An attacker should not be able to generate a state value for any specific user and, therefore, tricking a user into visiting their authorization URL has no effect.
Just for #1 -- 3-legged authorization using Authorization Code flow.
When your application exchanges the authorization code for an access token, you want to be sure that the OAuth flow which resulted in the authorization code provided was actually initiated by the legitimate user. So, before the client application kicks off the OAuth flow by redirecting the user to the provider, the client application creates a random state value and typically store it in a server-side session. Then, as the user completes the OAuth flow, you check to make sure state value matches the value stored in the user's server-side session-- as that indicates the user had initiated the OAuth flow.

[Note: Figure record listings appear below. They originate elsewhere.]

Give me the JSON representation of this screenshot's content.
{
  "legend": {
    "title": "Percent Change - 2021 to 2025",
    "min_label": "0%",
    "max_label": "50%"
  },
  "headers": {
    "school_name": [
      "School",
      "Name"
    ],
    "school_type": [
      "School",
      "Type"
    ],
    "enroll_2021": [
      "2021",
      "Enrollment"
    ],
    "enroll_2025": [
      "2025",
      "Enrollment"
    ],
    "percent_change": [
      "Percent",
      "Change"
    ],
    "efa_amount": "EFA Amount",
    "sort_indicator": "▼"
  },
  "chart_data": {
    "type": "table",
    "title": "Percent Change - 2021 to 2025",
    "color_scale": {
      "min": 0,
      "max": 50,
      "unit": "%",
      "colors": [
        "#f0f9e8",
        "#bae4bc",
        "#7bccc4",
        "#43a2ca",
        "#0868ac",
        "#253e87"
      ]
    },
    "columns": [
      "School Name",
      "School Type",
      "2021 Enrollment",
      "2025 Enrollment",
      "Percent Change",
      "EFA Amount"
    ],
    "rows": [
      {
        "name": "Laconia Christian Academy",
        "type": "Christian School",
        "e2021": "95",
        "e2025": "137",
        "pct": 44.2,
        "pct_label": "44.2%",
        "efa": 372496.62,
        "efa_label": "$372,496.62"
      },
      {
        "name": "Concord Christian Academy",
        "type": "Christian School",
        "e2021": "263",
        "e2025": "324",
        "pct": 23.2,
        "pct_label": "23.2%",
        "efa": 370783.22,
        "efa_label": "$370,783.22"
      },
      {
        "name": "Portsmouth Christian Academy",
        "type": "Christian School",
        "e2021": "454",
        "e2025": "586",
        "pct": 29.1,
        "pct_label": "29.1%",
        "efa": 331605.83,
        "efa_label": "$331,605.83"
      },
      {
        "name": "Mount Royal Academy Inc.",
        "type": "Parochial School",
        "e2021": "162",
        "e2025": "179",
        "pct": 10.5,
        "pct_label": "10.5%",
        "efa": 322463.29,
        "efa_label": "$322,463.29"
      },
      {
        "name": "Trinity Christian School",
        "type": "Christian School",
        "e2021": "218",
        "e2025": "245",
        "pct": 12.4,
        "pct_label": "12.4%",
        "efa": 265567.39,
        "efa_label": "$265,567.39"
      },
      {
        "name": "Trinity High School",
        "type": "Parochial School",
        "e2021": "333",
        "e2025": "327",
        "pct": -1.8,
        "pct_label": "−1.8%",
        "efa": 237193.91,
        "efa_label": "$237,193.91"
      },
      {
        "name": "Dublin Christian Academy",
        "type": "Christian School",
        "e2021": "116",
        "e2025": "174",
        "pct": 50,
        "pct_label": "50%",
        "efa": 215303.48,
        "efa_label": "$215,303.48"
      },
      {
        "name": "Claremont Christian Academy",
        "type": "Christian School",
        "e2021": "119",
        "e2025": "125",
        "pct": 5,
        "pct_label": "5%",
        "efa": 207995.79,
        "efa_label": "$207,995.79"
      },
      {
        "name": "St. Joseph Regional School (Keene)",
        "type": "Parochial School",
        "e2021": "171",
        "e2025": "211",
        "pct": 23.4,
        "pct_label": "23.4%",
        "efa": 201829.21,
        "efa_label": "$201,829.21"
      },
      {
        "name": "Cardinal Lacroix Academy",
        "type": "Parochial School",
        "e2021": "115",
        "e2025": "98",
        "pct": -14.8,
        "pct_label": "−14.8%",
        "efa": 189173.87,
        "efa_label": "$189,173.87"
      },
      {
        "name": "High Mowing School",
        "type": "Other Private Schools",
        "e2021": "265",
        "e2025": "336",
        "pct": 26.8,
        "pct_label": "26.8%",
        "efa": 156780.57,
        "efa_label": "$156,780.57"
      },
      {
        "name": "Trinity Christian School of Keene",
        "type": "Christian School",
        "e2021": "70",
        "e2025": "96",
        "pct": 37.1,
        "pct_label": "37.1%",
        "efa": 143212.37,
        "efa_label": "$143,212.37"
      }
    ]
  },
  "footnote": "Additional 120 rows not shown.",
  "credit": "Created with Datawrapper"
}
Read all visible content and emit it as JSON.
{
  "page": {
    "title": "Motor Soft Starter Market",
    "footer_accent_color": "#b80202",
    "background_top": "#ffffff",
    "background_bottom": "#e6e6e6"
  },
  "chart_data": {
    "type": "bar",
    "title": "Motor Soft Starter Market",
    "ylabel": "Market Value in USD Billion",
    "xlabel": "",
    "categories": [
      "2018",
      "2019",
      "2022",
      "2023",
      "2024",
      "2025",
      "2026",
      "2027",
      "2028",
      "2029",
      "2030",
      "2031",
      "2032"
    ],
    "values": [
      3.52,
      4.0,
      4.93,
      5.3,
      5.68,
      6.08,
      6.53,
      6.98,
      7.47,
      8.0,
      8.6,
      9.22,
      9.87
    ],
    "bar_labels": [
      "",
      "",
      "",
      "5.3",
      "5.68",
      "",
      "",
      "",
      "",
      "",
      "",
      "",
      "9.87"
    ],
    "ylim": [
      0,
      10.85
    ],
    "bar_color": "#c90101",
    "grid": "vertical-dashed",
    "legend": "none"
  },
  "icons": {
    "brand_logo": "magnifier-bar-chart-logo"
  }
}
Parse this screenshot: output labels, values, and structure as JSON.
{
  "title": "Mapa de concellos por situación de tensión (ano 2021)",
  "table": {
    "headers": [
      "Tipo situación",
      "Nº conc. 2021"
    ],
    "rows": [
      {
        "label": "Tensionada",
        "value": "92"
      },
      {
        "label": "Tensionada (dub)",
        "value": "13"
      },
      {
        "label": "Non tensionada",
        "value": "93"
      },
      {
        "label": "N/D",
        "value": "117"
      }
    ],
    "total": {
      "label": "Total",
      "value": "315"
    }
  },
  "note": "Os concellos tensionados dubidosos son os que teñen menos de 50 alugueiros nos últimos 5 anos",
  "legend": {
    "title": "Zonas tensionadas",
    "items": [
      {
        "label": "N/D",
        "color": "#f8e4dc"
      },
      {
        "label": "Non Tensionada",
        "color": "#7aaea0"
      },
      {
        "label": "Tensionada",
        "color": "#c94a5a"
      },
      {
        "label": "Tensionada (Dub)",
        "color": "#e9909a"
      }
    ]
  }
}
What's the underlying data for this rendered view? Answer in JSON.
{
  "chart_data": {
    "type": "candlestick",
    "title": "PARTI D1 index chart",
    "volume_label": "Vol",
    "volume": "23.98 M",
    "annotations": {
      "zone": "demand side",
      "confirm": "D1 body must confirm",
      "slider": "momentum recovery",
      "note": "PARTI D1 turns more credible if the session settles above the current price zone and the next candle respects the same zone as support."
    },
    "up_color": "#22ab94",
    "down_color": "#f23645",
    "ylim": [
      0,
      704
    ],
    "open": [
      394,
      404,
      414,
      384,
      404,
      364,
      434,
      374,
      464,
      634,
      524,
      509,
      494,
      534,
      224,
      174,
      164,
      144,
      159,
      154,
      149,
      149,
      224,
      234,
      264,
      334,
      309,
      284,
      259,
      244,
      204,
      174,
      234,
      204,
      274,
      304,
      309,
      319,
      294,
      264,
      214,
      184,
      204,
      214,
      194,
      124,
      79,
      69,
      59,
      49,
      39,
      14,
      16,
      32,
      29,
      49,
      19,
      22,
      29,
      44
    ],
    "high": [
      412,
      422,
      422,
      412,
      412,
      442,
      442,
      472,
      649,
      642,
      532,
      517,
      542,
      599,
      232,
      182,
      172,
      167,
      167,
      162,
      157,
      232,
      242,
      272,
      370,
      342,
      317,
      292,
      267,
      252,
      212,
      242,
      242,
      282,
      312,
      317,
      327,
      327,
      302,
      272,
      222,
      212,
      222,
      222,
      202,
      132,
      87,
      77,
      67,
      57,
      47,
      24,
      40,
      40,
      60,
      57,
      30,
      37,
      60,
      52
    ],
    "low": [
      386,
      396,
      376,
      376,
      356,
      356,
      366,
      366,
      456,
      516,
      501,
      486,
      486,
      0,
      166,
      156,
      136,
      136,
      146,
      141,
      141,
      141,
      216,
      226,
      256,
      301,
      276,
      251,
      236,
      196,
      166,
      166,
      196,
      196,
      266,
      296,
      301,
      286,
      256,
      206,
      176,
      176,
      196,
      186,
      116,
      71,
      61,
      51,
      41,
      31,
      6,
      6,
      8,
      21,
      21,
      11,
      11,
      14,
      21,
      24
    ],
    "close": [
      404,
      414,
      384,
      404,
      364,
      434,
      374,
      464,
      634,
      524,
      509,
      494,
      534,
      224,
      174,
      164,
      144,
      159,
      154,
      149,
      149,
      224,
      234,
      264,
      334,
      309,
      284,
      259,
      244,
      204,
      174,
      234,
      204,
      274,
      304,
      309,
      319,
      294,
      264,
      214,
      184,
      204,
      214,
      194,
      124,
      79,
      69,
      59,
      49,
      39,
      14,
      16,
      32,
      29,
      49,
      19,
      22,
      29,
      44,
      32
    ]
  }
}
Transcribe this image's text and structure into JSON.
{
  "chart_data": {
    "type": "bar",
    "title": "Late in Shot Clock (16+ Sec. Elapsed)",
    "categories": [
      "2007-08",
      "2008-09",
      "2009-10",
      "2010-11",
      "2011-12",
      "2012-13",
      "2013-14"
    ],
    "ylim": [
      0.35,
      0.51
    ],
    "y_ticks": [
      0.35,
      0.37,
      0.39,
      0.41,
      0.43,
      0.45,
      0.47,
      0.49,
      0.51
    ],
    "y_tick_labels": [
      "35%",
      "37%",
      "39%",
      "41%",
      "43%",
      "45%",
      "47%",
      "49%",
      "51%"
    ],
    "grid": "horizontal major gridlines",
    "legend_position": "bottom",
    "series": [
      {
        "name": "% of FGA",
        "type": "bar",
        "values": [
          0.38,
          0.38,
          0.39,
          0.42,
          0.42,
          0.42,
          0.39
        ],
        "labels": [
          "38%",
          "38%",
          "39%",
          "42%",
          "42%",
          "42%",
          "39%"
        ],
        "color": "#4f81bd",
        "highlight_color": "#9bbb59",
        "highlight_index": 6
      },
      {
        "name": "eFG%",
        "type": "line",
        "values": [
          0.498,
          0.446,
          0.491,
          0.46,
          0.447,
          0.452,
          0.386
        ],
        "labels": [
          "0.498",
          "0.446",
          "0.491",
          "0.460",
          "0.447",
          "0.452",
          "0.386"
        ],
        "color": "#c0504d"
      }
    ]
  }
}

A state value should typically be a pseudo-random unguessable value. A simple value can be generated as an int with the rand() function in PHP, though you could get more complex as well to provide greater assurance.
The state exists to prevent things like me sending you a link via e-mail which contains an authorization code for my account, you clicking on it and the application pushing all the data into my account unbeknownst to you.
Some additional information is in the OAuth 2.0 threat model document:
https://datatracker.ietf.org/doc/html/draft-ietf-oauth-v2-threatmodel-00
In particular, see the section on CSRF protection:
https://datatracker.ietf.org/doc/html/draft-ietf-oauth-v2-26#section-10.12
As the "state" is just a random string, making something like this should do the trick:
$state = md5(uniqid(rand(), TRUE));
Just remember to save it in your session so you can check it later on.